Strategy 2: Lazy validation
Delay validation until domain operations, skipping validation during deserialization from events:
func NewPhoneWithSkip(phone string, skipValidation bool) (*Phone, error) {
if !skipValidation && !strings.HasPrefix(phone, "61") {
return nil, fmt.Errorf("invalid phone")
}
return &Phone{value: phone}, nil
}
// Use for loading from event store
phone, _ := NewPhoneWithSkip(eventData.Phone, true)
Tradeoffs: flexible and preserves domain guarantees for new operations, but requires discipline to use the correct constructor in different contexts (event loading vs. new operations). Easy to misuse.
Strategy 3: Version value objects
Version value objects alongside events. When validation logic changes, create new versions of affected value objects and events.
Tradeoffs: most type-safe approach, but leads to version explosion as every value object change cascades to all events using it. Rarely practical in production systems.
Role of schema registry
The strategies so far focus on what individual teams can do in code. For organisations with distributed event ownership, a schema registry adds guardrails at the infrastructure level. It provides two key benefits:
-
Validation and compatibility enforcement: automatically validates that producers conform to registered schemas and enforces compatibility rules. This prevents breaking changes from reaching production and enables safe rolling upgrades.
-
Centralized schema management: provides a single source of truth for event schemas across independent teams, enabling schema discovery, impact analysis, and governance without direct coordination.

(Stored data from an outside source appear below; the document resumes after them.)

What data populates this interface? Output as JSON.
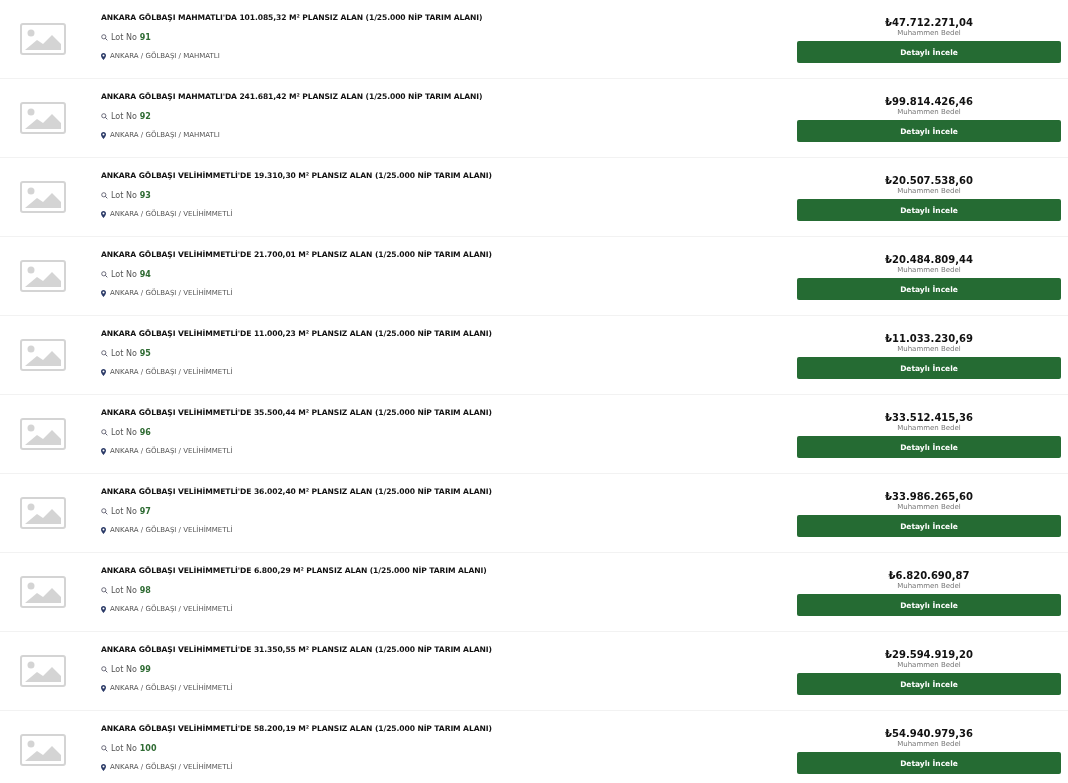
{
  "listings": [
    {
      "title": "ANKARA GÖLBAŞI MAHMATLI'DA 101.085,32 M² PLANSIZ ALAN (1/25.000 NİP TARIM ALANI)",
      "lot_label": "Lot No",
      "lot": "91",
      "location": "ANKARA / GÖLBAŞI / MAHMATLI",
      "price": "₺47.712.271,04",
      "price_label": "Muhammen Bedel",
      "button": "Detaylı İncele"
    },
    {
      "title": "ANKARA GÖLBAŞI MAHMATLI'DA 241.681,42 M² PLANSIZ ALAN (1/25.000 NİP TARIM ALANI)",
      "lot_label": "Lot No",
      "lot": "92",
      "location": "ANKARA / GÖLBAŞI / MAHMATLI",
      "price": "₺99.814.426,46",
      "price_label": "Muhammen Bedel",
      "button": "Detaylı İncele"
    },
    {
      "title": "ANKARA GÖLBAŞI VELİHİMMETLİ'DE 19.310,30 M² PLANSIZ ALAN (1/25.000 NİP TARIM ALANI)",
      "lot_label": "Lot No",
      "lot": "93",
      "location": "ANKARA / GÖLBAŞI / VELİHİMMETLİ",
      "price": "₺20.507.538,60",
      "price_label": "Muhammen Bedel",
      "button": "Detaylı İncele"
    },
    {
      "title": "ANKARA GÖLBAŞI VELİHİMMETLİ'DE 21.700,01 M² PLANSIZ ALAN (1/25.000 NİP TARIM ALANI)",
      "lot_label": "Lot No",
      "lot": "94",
      "location": "ANKARA / GÖLBAŞI / VELİHİMMETLİ",
      "price": "₺20.484.809,44",
      "price_label": "Muhammen Bedel",
      "button": "Detaylı İncele"
    },
    {
      "title": "ANKARA GÖLBAŞI VELİHİMMETLİ'DE 11.000,23 M² PLANSIZ ALAN (1/25.000 NİP TARIM ALANI)",
      "lot_label": "Lot No",
      "lot": "95",
      "location": "ANKARA / GÖLBAŞI / VELİHİMMETLİ",
      "price": "₺11.033.230,69",
      "price_label": "Muhammen Bedel",
      "button": "Detaylı İncele"
    },
    {
      "title": "ANKARA GÖLBAŞI VELİHİMMETLİ'DE 35.500,44 M² PLANSIZ ALAN (1/25.000 NİP TARIM ALANI)",
      "lot_label": "Lot No",
      "lot": "96",
      "location": "ANKARA / GÖLBAŞI / VELİHİMMETLİ",
      "price": "₺33.512.415,36",
      "price_label": "Muhammen Bedel",
      "button": "Detaylı İncele"
    },
    {
      "title": "ANKARA GÖLBAŞI VELİHİMMETLİ'DE 36.002,40 M² PLANSIZ ALAN (1/25.000 NİP TARIM ALANI)",
      "lot_label": "Lot No",
      "lot": "97",
      "location": "ANKARA / GÖLBAŞI / VELİHİMMETLİ",
      "price": "₺33.986.265,60",
      "price_label": "Muhammen Bedel",
      "button": "Detaylı İncele"
    },
    {
      "title": "ANKARA GÖLBAŞI VELİHİMMETLİ'DE 6.800,29 M² PLANSIZ ALAN (1/25.000 NİP TARIM ALANI)",
      "lot_label": "Lot No",
      "lot": "98",
      "location": "ANKARA / GÖLBAŞI / VELİHİMMETLİ",
      "price": "₺6.820.690,87",
      "price_label": "Muhammen Bedel",
      "button": "Detaylı İncele"
    },
    {
      "title": "ANKARA GÖLBAŞI VELİHİMMETLİ'DE 31.350,55 M² PLANSIZ ALAN (1/25.000 NİP TARIM ALANI)",
      "lot_label": "Lot No",
      "lot": "99",
      "location": "ANKARA / GÖLBAŞI / VELİHİMMETLİ",
      "price": "₺29.594.919,20",
      "price_label": "Muhammen Bedel",
      "button": "Detaylı İncele"
    },
    {
      "title": "ANKARA GÖLBAŞI VELİHİMMETLİ'DE 58.200,19 M² PLANSIZ ALAN (1/25.000 NİP TARIM ALANI)",
      "lot_label": "Lot No",
      "lot": "100",
      "location": "ANKARA / GÖLBAŞI / VELİHİMMETLİ",
      "price": "₺54.940.979,36",
      "price_label": "Muhammen Bedel",
      "button": "Detaylı İncele"
    }
  ]
}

When to consider a schema registry
- Independence of teams: producers and consumers are managed by different teams, especially across time zones or organizations.
- Rate of evolution: frequent schema changes benefit from automated compatibility checks.
- Reliability requirements: preventing invalid events from reaching production is essential.
- External events: integration events are exposed to external consumers who upgrade independently.
For internal/domain events in a monorepo where producers and consumers share code, the overhead of a schema registry may outweigh its benefits. The decision matrix and testing patterns above provide sufficient guardrails for most teams.
Key principles
- Events are contracts. Treat event schemas as public APIs that must be stable.
- Backward compatibility is mandatory. New code must always handle old events.
- Deploy consumers first. They already need backward compatibility for replay.
- Test with old events. Include historical event shapes in tests to catch regressions.
- Prefer expansion over modification. Add new events rather than changing existing ones.
- Version as a last resort. Use explicit versions only when breaking changes are unavoidable.
- Apply Postel’s Law. Producers should emit strict, well-formed events. Consumers should tolerate missing fields and unexpected values.